You've said, "What Dummy turned into was not what we intended it to be." What did you intend it to be? Who--or what--transformed it into something you never imagined?
My influences were street music in Bristol--beats music, people such as Smith & Mighty--reggae-based drum-machine music and hip-hop. When Smith & Mighty did Walk On By, it was, like, the ultimate brilliant record. And it was kind of seen as a way to produce music that was real, that was where you were from, Bristol with a history of punk and rock and noise, and I really didn't know about those influences, but they influenced all the guys I was listening to and influenced me. Adrian came from a jazz background and had the ability to write brilliantly and bring in musicians, and Beth was a very interesting songwriter, but I must admit, I don't really know at what level I really liked what she was writing. At the time, I was too young to understand the complexity of her lyrics. So when we got together, it seemed to work; we made Dummy, but it wasn't ever a chin-out record. It was where we came from. It was a beat record. It was pretty hardcore. I suppose, at that time, it made a big splash, and it got assimilated by people just putting it in a bag of--not chilled music, but almost the kind of stuff you put on at a dinner party. And as soon as that happened, I kind of turned off. I got nothing against people--I'm not a music snob; if you wanna listen to the Black Eyed Peas, that's fine, right--but I think that sometimes can be slightly misinterpreted, and I think our record kind of was. But the thing is, I was able to go out and buy a house, feed my family and have a good life around music, so I'm not going to complain about it, but I'm going to say I think we were misinterpreted. And I think what we're doing now is correcting that issue--we're just moving forward.

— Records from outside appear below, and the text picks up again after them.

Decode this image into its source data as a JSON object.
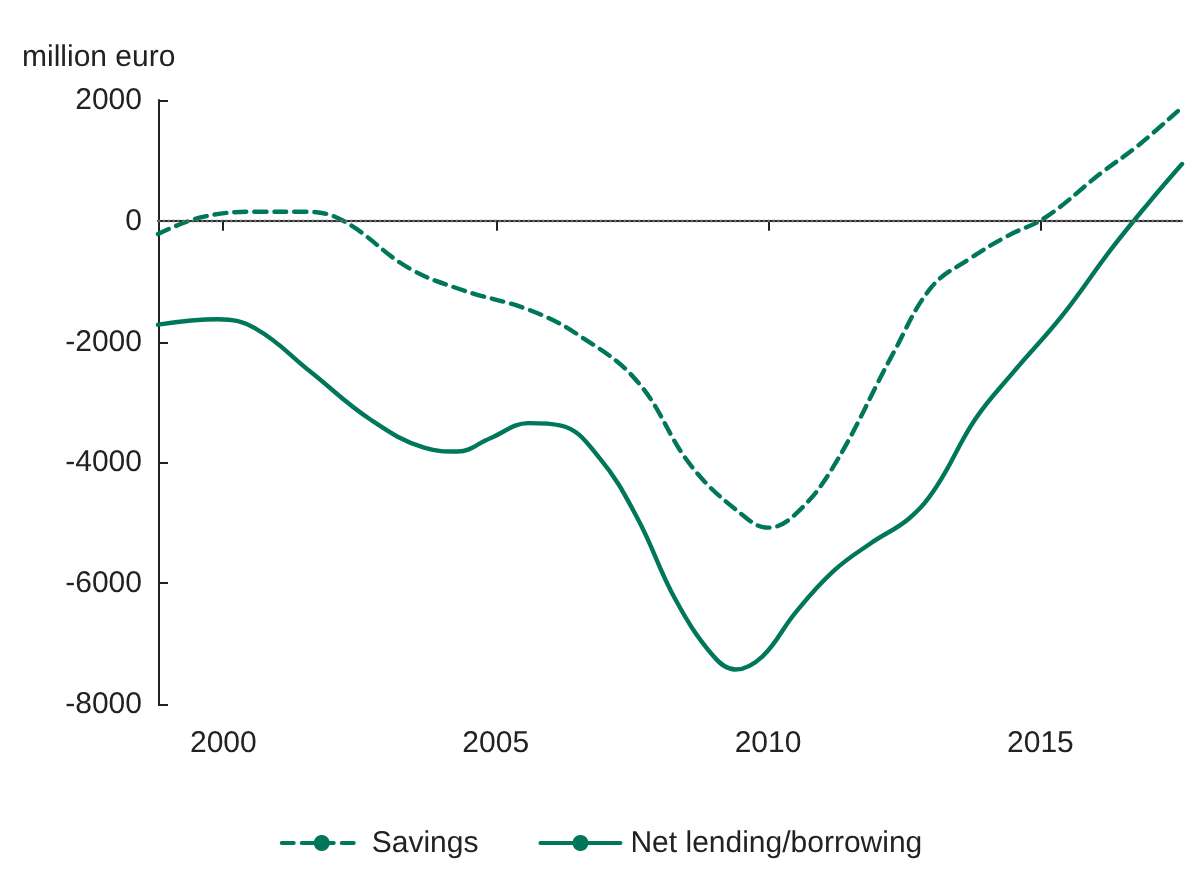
{
  "chart_data": {
    "type": "line",
    "ylabel": "million euro",
    "xlim": [
      1998.8,
      2017.6
    ],
    "xticks": [
      2000,
      2005,
      2010,
      2015
    ],
    "ylim": [
      -8000,
      2000
    ],
    "yticks": [
      -8000,
      -6000,
      -4000,
      -2000,
      0,
      2000
    ],
    "grid": false,
    "legend": "bottom",
    "marker": "none",
    "ref_lines": [
      {
        "axis": "y",
        "value": 0,
        "color": "#666666",
        "line_style": "dotted"
      }
    ],
    "series": [
      {
        "name": "Savings",
        "color": "#00775a",
        "line_style": "dashed",
        "x": [
          1998.8,
          1999.6,
          2000.6,
          2001.5,
          2002.2,
          2003.4,
          2004.4,
          2005.6,
          2006.5,
          2007.6,
          2008.6,
          2009.6,
          2010.0,
          2010.5,
          2011.2,
          2012.3,
          2013.0,
          2013.7,
          2014.4,
          2015.1,
          2016.1,
          2016.8,
          2017.6
        ],
        "values": [
          -220,
          60,
          150,
          150,
          0,
          -780,
          -1150,
          -1470,
          -1880,
          -2660,
          -4070,
          -4920,
          -5080,
          -4860,
          -4070,
          -2190,
          -1100,
          -630,
          -250,
          60,
          780,
          1250,
          1880
        ]
      },
      {
        "name": "Net lending/borrowing",
        "color": "#00775a",
        "line_style": "solid",
        "x": [
          1998.8,
          1999.9,
          2000.6,
          2001.6,
          2002.7,
          2003.7,
          2004.3,
          2004.9,
          2005.6,
          2006.2,
          2006.9,
          2007.6,
          2008.3,
          2009.0,
          2009.4,
          2009.9,
          2010.5,
          2011.2,
          2011.9,
          2012.6,
          2013.1,
          2013.8,
          2014.5,
          2015.4,
          2016.3,
          2017.0,
          2017.6
        ],
        "values": [
          -1720,
          -1630,
          -1790,
          -2500,
          -3290,
          -3760,
          -3820,
          -3600,
          -3350,
          -3390,
          -3920,
          -4920,
          -6270,
          -7210,
          -7430,
          -7210,
          -6490,
          -5800,
          -5330,
          -4920,
          -4390,
          -3290,
          -2510,
          -1570,
          -470,
          310,
          940
        ]
      }
    ]
  }
}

After the last album came out, you were talking in an interview about how you promised to make a hip-hop record. I read that Jay-Z and Dre came calling. When will that collaboration happen?
Jay-Z--someone from his office--called me once, but that was it. I wouldn't turn them down, but I don't think hip-hip is particularly my first . . . well, I don't think I'm very good at it. I'm too overwhelmed by nervousness around other legends. But I have completed a hip-hop record with one of the guys, and it's coming out on Stones Throw next year. It has about 40 tracks, with 35 MCs on it. It has people you might've heard of and loads of people you haven't. It's not about who's featured on it--it's about making a proper hip-hop record.

What makes a proper hip-hop record?
Well, I'm coming as a middle-aged white boy from England, you know what I mean? I don't think I can actually make the most connected comment about hip-hop culture. But people aren't doing it for the money, maybe. And they want to make a little bit of a difference. Money kind of runs hip-hop for a bit, and it has for a long time, so I suppose that makes it different!